How scary is it when the water you drink, bathe in and cook in is polluted with mutated organisms (courtesy of industrial agriculture, and literally, chicken shit) that eat you from the outside in? The Bay is a combination disaster and flesh eating bacteria movie. The plot (screenplay by Michael Wallach) is rather flimsy, and more could have been made about evil corporate interests in cahoots with politicians that suppress information about pollution. Although it has a couple of jumps, it delivers more atmosphere and heebie jeebies than suspense. It's the way the story is framed that blunts the panic. It is narrated by a survivor, to whom nothing really happens, which dulls the sense of urgency; the worst already happened. Even though the use of consumer cameras adds realism, it takes away scariness, because the camera never lingers long enough on anything or anyone to create a sense of menace. Too much jumping around. The equipment that records the mayhem adds an extra screen, and thus, distance, which in my view, makes it less scary. One misses the ominous gliding camera work of Kubrick or Polanski. The kind of point of view of being immersed in the action that makes your hair stand on end is sadly not present in this movie, although Levinson stages certain events off camera that are all the more disturbing for being out of sight.

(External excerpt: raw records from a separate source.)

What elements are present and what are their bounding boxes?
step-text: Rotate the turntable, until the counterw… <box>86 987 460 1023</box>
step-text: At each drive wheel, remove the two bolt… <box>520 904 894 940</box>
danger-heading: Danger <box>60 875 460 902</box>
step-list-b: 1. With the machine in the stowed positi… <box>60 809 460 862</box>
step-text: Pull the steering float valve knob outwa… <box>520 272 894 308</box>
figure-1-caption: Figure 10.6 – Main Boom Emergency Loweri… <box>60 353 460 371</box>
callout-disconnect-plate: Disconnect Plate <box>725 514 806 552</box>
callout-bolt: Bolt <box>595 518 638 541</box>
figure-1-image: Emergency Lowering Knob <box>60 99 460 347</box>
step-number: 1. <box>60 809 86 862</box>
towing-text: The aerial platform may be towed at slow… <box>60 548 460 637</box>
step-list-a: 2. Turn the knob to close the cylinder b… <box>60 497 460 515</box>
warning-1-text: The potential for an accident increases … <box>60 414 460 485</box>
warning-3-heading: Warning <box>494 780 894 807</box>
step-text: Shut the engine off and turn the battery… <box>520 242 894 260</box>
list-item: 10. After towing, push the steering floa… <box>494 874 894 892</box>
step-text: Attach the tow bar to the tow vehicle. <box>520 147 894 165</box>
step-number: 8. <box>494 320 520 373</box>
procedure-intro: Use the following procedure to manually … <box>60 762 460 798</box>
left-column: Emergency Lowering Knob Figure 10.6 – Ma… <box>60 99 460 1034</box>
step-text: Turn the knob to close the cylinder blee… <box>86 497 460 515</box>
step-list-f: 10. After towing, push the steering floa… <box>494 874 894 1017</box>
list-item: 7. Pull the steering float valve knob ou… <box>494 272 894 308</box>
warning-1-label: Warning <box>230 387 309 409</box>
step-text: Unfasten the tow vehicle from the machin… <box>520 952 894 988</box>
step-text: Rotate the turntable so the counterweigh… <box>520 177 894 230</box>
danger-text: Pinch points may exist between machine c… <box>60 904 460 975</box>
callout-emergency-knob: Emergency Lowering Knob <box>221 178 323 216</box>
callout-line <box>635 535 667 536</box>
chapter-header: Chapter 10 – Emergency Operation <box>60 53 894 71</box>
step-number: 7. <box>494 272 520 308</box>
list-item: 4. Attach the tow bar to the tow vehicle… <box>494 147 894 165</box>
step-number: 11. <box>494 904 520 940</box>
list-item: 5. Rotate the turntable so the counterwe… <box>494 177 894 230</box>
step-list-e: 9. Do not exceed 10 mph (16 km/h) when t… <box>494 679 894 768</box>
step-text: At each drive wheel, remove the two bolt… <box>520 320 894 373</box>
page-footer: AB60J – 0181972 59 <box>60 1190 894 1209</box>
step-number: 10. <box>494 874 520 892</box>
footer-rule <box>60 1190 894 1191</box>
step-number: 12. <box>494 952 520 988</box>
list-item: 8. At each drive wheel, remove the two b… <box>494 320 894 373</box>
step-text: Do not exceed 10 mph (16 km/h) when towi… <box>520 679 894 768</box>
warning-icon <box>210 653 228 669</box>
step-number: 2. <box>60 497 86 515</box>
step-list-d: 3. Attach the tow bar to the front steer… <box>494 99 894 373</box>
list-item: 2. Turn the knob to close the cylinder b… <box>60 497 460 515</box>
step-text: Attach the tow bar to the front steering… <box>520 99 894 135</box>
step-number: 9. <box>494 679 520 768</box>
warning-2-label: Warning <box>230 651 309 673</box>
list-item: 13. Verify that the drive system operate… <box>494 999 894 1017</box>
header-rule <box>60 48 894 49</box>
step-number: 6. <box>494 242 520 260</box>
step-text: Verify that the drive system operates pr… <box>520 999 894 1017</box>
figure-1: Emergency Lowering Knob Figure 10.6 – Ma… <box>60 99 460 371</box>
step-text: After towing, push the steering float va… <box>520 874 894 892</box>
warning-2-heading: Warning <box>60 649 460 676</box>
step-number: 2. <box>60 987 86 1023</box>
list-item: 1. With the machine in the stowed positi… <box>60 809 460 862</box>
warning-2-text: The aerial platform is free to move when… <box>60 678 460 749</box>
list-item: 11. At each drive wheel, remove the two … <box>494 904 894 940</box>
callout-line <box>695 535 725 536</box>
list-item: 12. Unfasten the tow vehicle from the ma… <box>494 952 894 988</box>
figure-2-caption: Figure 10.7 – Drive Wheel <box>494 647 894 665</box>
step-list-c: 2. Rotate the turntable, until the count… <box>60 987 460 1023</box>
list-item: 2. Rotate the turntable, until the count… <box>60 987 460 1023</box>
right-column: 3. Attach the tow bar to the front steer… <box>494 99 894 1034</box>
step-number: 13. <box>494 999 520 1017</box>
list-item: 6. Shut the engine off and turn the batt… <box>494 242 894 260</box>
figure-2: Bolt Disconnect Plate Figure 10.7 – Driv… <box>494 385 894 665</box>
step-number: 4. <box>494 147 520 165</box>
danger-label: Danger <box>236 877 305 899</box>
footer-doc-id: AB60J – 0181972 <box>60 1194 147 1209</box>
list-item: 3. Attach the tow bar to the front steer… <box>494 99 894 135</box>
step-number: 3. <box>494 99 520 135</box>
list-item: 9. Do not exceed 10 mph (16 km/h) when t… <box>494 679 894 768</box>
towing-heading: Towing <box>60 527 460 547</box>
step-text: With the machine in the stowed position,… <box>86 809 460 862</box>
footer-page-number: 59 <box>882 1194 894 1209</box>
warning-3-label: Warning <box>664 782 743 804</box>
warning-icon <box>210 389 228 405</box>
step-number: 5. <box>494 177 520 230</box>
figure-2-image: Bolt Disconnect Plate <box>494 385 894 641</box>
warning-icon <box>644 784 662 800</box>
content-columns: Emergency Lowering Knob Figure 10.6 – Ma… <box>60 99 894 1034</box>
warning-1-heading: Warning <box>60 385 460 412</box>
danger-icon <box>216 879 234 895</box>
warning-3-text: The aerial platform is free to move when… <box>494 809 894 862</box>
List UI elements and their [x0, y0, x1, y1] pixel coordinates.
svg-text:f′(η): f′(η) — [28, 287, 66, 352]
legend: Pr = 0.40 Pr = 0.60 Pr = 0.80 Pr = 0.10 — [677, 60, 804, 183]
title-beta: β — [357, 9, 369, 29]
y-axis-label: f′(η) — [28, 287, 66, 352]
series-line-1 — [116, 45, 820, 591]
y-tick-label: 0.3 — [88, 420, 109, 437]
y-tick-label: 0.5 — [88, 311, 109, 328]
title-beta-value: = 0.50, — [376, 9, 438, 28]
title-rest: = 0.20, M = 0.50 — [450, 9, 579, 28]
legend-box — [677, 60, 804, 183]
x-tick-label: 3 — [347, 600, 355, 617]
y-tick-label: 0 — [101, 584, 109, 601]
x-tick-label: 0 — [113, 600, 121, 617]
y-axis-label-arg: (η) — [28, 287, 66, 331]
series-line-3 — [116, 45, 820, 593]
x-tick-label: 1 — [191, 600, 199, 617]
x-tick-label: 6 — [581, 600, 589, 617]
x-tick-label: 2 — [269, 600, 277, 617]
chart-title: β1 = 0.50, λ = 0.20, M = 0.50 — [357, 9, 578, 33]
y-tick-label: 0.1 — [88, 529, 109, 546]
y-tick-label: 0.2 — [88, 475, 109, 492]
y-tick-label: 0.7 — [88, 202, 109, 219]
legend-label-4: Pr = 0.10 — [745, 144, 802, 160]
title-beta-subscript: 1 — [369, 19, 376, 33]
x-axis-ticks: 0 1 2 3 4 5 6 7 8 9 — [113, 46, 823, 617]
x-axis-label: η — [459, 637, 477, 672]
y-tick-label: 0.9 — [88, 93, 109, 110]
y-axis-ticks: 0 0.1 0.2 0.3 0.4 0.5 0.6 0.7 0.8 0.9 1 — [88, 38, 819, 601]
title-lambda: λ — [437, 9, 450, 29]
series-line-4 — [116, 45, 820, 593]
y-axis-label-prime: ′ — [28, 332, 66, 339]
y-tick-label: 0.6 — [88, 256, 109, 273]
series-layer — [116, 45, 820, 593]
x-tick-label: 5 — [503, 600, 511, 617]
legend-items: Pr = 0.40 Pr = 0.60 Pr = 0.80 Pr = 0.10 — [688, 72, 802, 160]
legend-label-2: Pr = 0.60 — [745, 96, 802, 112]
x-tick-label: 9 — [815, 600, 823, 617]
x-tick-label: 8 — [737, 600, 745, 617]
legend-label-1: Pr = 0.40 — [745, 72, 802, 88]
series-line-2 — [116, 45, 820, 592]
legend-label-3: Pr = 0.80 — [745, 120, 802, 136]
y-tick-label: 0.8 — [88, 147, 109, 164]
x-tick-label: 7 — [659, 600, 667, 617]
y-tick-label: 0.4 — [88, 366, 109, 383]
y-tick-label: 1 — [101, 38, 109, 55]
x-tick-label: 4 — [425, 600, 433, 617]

The Bay is smart, as these movies go, but it could be smarter. Even though it takes place in a very small town in Maryland, it doesn't use the mass hysteria that could quickly be unleashed by twitter and the internet. The CDC and FEMA are portrayed as cumbersome, slow bureaucrats, while it would be more exciting if everybody actually freaked out and contributed to exacerbate the problem. The small community is cut off from the mainland, but we don't see how or by who. I imagine that a lot of this is due to a small budget (the reason why these films are so profitable and why they use mini cameras). Still, Levinson gets a lot of mileage out of his "found" footage. Particularly gleeful and effective are shot after shot of people splashing around, jumping in the water, swimming in the pool, (very reminiscent of the opening of Jaws), completely unaware of the poison that lurks beneath the surface. It's very American, to celebrate the 4th of July (as in Jaws) without a care in the world, oblivious to the fact that the damage we do to the Earth, even in this little All American town, is going to come back, according to this movie, to bite our tongues off.